Another replied, ‘Damn right they’ll be unhappy. If we do win and return after the war I wonder if they’ll still treat us kindly?’

‘Not unless you come back as chairman of the new co-operative!’ laughed Van.

But the thought had appalled them, and when Van spoke again he was sombre: ‘That will be sad, really. I wonder if my own district will ever develop such lovely farms. Our landscape at Moc Chau is similar to this, yet we’re always so poor.’

Kien didn’t contribute anything to the conversation, but every word of it was etched in his memory and he recalled the visit several times in later years when down south. He had made half-hearted plans to go back and visit the plantation, but never seemed to have the time.

As for Van, Thanh, Tu and all the others who had been at the plantation with him on that special afternoon, they were long dead.

Of all the visitors, only he was alive to remember that visit. It had been little more than a wayside stop along the long road of conflict, yet it remained to this day a special memory, taking on increasing warmth and significance as the years went by.

He can’t sleep. He thinks of Phuong, then of her apartment. No more than a room, really, identical to his. Both twenty square metres with red and white square tiles like a chess board, a stove in the corner inlaid with blue tiles, a window looking out into the street, through branches and fronds of a sheoak.

The furniture was almost identical, too. The other common characteristic was the atmosphere of loneliness, poverty, and loss. When he had first revisited Phuong’s room after a ten-year absence he noticed the piano was missing. It had been her mother’s precious property and had stood for many years against the window. ‘I sold it,’ she said simply, when he asked about it. ‘It took up too much space. Anyway, I’ve not got the class to own something as lovely as a piano.’

It had been handed down from her father, a pianist who had died before the liberation of Hanoi from the French after the fall of Dien Bien Phu in 1954.

Phuong’s mother had been a music teacher. She had retired when Phuong was sixteen, intending to concentrate on teaching her daughter classical music and the piano. She was totally different from her daughter. She was quietly spoken, thin and small. ‘I’m afraid her guitar-playing and singing at all those parties and festivals are doing her no good at all, Kien. Please help me get her out of those habits,’ she would say.

Phuong played the piano very well. She was a natural. But as she grew older she became lazier and lazier. ‘The piano is too big, too solemn, too pretentious for these chaotic times. These days we’ve got to travel light,’ she said.

Kien agreed. He preferred her singing, for she had such a sweet voice.

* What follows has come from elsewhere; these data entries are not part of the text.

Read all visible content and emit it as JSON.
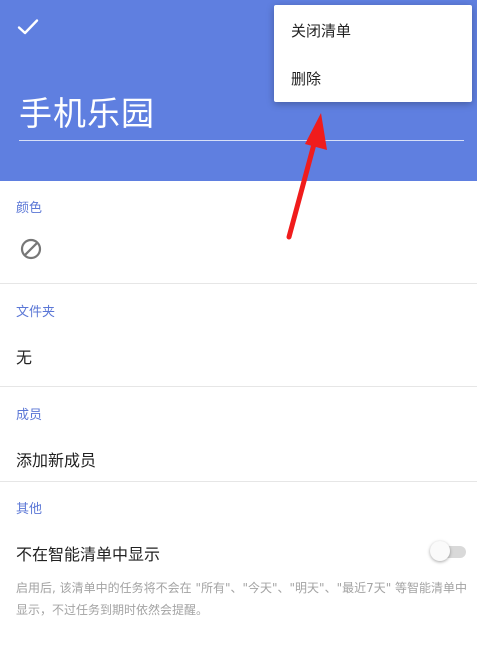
{
  "header": {
    "confirm_icon": "check-icon",
    "title": "手机乐园",
    "background_color": "#5f7fe0"
  },
  "menu": {
    "items": [
      {
        "label": "关闭清单"
      },
      {
        "label": "删除"
      }
    ]
  },
  "sections": {
    "color": {
      "label": "颜色",
      "value_icon": "ban-icon"
    },
    "folder": {
      "label": "文件夹",
      "value": "无"
    },
    "members": {
      "label": "成员",
      "value": "添加新成员"
    },
    "other": {
      "label": "其他",
      "toggle_label": "不在智能清单中显示",
      "toggle_on": false,
      "description": "启用后, 该清单中的任务将不会在 \"所有\"、\"今天\"、\"明天\"、\"最近7天\" 等智能清单中显示，不过任务到期时依然会提醒。"
    }
  },
  "annotation": {
    "type": "arrow",
    "color": "#f01c1c"
  },
  "accent_color": "#5b77d6"
}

But her mother persisted, complaining to Kien, ‘She’s just like her father, a perfectionist. She’s like a saint, or a fairy, she has their sort of perfection. But that is a delicate trait, and she must be protected. Her fine soul will be warped by the coarse style of life that’s overtaking us; she will be destroyed unless she’s given preferential treatment for her artistry. Yet she takes no notice of me whatsoever! She’d rather listen to your father. It frightens me that she is attracted by his frightful paintings and his disrespectful opinions. You understand, don’t you?’

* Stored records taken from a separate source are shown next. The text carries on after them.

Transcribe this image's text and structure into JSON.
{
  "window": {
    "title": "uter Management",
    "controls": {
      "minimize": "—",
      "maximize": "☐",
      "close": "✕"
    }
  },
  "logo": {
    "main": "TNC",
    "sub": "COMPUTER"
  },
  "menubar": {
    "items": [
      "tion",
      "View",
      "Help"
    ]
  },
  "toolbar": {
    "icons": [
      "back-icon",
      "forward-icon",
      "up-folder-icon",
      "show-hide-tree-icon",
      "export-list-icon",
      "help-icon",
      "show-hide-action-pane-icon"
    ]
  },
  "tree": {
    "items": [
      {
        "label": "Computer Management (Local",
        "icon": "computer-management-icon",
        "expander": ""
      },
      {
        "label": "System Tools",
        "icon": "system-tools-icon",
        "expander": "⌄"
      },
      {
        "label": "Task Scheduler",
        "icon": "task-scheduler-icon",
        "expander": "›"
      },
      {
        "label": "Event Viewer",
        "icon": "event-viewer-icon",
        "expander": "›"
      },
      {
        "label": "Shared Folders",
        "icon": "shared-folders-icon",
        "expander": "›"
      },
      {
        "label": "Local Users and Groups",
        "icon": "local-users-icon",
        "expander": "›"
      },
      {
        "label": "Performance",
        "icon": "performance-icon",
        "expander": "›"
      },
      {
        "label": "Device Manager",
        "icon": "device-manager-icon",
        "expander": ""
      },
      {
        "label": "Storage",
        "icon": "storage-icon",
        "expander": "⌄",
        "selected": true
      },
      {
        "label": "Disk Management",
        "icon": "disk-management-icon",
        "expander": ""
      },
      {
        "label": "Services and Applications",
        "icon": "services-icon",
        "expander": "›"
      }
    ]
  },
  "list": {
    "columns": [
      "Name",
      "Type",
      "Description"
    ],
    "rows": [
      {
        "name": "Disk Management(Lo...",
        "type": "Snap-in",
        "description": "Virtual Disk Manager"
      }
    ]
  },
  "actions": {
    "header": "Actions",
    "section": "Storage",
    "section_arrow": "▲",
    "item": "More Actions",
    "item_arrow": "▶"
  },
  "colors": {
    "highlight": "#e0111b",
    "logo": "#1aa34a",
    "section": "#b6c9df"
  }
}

How could he understand, at sixteen? He hardly understood the words, let alone the sense of her mother’s complaints. Yet many years later he recalled that Phuong’s mother had predicted a few of the character changes in Phuong accurately. The girl’s soul would become warped and twisted when she played in the mainstream of life, she had said. But then the war had come soon afterwards and there was little that could be said or done anyway.

He recalled Phuong’s playing, when she was just fifteen. ‘That’s lovely, Phuong,’ her mother had said one day. ‘Now play a piece from Mozart, or the Moonlight Sonata.’